My hat goes off to the local workers who manage to do these jobs permanently. They are made of stronger stuff than I and I’d be happy to trade in my steel cap boots, anytime. The unusual characters you meet are definitely what make these experiences memorable. Be this the local pub dwellers of Mildura who enjoy their VB lagers way too much, or even the forklift driver at our current workplace who barks orders at you and has the face of a trout. Something which my New Zealand experience lacks is the positive spirit and sense of community that was apparent in the working hostel in Australia. There, everyone is in the same boat and you can moan in unison over a box of ‘Goon’ every weekend and one by one, congratulate the people who have completed their days before welcoming the new, fresh meat into the fold.

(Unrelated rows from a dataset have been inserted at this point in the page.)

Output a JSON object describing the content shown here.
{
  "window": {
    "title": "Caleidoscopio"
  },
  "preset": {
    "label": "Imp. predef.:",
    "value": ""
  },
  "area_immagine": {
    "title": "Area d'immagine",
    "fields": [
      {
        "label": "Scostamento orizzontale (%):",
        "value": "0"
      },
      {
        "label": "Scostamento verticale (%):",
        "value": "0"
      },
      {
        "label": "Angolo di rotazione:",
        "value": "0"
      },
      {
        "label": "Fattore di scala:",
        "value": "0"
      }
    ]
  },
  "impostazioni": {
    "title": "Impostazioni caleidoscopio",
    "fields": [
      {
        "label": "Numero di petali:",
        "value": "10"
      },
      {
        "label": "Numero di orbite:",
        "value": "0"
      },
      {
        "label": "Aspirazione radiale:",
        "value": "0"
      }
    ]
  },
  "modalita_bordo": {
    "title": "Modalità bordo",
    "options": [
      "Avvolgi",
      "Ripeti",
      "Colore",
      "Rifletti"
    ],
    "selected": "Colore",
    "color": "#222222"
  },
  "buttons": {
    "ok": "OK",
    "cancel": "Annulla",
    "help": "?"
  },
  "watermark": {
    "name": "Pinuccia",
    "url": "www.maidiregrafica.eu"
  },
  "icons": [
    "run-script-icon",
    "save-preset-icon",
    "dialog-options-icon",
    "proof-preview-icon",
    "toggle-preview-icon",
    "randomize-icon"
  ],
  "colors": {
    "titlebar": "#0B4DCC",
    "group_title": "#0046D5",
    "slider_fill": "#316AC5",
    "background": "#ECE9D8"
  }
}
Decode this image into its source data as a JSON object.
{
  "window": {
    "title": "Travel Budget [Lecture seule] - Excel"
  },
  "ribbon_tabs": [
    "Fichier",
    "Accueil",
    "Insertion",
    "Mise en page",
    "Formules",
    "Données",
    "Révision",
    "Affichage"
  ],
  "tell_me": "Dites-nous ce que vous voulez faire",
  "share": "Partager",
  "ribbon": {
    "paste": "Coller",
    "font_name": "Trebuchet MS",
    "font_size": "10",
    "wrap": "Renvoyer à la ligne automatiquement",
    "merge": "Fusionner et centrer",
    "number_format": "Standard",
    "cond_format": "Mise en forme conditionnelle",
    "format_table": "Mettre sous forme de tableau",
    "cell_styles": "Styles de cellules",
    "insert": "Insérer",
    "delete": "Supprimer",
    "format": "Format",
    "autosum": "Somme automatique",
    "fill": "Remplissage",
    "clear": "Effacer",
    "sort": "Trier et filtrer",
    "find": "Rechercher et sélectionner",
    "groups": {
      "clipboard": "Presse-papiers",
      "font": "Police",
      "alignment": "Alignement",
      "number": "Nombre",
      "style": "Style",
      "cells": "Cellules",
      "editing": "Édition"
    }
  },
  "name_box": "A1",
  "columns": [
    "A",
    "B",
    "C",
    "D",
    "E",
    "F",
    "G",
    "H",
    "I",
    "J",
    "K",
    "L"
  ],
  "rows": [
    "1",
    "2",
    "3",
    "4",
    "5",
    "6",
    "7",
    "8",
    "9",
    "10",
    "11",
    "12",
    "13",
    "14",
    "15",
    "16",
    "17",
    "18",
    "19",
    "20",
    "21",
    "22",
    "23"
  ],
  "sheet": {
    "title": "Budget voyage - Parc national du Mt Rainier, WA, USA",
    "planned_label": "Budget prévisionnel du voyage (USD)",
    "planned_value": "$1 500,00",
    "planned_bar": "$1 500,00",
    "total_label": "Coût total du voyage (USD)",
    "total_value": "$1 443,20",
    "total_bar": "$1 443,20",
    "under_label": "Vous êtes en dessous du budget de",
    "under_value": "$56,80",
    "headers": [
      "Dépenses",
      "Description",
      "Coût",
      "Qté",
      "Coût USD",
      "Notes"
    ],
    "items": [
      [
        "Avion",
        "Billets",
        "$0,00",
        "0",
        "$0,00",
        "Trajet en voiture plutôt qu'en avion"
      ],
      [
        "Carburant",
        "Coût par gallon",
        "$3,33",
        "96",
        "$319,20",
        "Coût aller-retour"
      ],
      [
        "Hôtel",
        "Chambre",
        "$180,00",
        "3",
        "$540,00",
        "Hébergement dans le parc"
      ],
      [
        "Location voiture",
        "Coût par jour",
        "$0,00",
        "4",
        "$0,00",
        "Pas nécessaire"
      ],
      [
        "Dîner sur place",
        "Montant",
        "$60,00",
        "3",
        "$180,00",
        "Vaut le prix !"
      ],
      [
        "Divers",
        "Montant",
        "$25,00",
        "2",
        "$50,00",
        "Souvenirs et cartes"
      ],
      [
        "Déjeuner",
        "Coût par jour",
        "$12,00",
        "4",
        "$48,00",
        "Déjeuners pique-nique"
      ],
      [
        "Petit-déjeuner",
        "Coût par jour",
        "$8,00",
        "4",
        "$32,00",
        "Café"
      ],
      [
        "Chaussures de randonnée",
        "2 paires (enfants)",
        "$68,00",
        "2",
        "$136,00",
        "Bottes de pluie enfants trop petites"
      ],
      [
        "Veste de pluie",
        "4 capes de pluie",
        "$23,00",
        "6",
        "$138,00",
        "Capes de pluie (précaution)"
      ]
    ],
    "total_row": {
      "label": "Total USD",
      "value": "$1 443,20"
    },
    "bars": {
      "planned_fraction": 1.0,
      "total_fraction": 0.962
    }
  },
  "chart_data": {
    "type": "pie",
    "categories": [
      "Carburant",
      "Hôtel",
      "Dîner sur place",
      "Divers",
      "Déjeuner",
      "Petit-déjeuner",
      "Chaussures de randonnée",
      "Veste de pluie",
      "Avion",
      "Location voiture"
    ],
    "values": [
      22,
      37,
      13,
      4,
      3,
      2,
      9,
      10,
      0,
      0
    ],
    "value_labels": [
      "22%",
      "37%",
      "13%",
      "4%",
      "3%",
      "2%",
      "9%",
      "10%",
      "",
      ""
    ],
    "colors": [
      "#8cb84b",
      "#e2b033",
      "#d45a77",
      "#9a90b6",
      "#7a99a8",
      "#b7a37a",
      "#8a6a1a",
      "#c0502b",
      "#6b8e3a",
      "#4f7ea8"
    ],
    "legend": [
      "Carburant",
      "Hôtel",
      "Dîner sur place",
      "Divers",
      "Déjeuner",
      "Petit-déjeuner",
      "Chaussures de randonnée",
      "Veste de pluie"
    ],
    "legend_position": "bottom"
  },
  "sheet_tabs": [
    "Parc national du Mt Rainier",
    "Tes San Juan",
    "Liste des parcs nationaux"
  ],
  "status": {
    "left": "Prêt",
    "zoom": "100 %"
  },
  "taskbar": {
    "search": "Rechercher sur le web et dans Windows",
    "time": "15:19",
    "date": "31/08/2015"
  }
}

As I sit here finishing this post, wrapped in a blanket and donning a pair of slipper socks to fend off the cold, I know that once this is over, I will again enjoy a good moan to my friends and family about the time that I returned to a regional job. Truthfully, this Brit is not made for hard graft and would rather be shovelling in leftover office board meeting buffet. However, honesty is the best policy and I can’t deny that I will always miss the cracking people who help make the experience the best it can be. Even old trout face.